Her 5-year-old, she said, “probably three days a week, they had to bring him home from school. It was a pretty uncontrollable situation with behaviors that I’d never experienced in my life.”
Schleicher claims Hennepin County Child Protection provided her with very few, if any, resources after returning the children to her care.
“I wasn’t offered any support services,” she said. “I contacted social services myself; everything I did, I did on my own. I was doing it all on the money I saved from working” at a restaurant in the Twin Cities area.
Schleicher claims she’s never accepted “welfare,” never received food stamps or used Section 8 housing. The property owner of the tidy home she rented in southeast Rochester confirmed it wasn’t subsidized housing but declined further comment.
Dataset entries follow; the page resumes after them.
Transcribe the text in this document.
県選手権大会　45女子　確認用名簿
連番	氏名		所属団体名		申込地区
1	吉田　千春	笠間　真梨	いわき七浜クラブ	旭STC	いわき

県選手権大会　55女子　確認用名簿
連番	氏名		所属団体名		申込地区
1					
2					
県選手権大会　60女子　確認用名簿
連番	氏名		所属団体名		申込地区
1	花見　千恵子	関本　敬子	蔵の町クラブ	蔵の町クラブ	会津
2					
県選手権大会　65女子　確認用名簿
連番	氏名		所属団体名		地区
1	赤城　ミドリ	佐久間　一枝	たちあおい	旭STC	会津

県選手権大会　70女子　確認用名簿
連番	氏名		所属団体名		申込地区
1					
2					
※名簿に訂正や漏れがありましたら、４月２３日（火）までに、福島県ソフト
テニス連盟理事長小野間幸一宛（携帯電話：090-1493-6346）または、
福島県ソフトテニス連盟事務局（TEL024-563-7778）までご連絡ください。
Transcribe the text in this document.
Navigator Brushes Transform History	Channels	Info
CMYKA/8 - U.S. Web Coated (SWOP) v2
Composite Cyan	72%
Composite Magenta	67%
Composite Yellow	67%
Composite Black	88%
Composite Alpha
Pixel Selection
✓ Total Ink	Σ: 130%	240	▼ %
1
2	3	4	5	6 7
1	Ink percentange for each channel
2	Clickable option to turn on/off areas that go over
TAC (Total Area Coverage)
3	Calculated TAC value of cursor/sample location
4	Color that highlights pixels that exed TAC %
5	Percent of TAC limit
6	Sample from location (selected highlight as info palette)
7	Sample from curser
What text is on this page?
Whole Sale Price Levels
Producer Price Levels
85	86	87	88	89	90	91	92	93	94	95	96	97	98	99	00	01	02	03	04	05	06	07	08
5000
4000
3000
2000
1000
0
An official with Hennepin County Child Protection didn’t follow through with a scheduled interview with the Post-Bulletin. But, a statement arrived the next day from the public relations office.
“We cannot comment on individual cases; however, the safety of children is our top priority. We complete a systemic review of all critical incidents in order to learn as a system what we can to maximize safety and well-being for children.”
The children are gone now — most of them, anyway.
Riverside Police Chief Tom Wietzel said he called Cook County prosecutors to suggest they keep in her custody and get professional medical attention for severe alcohol abuse.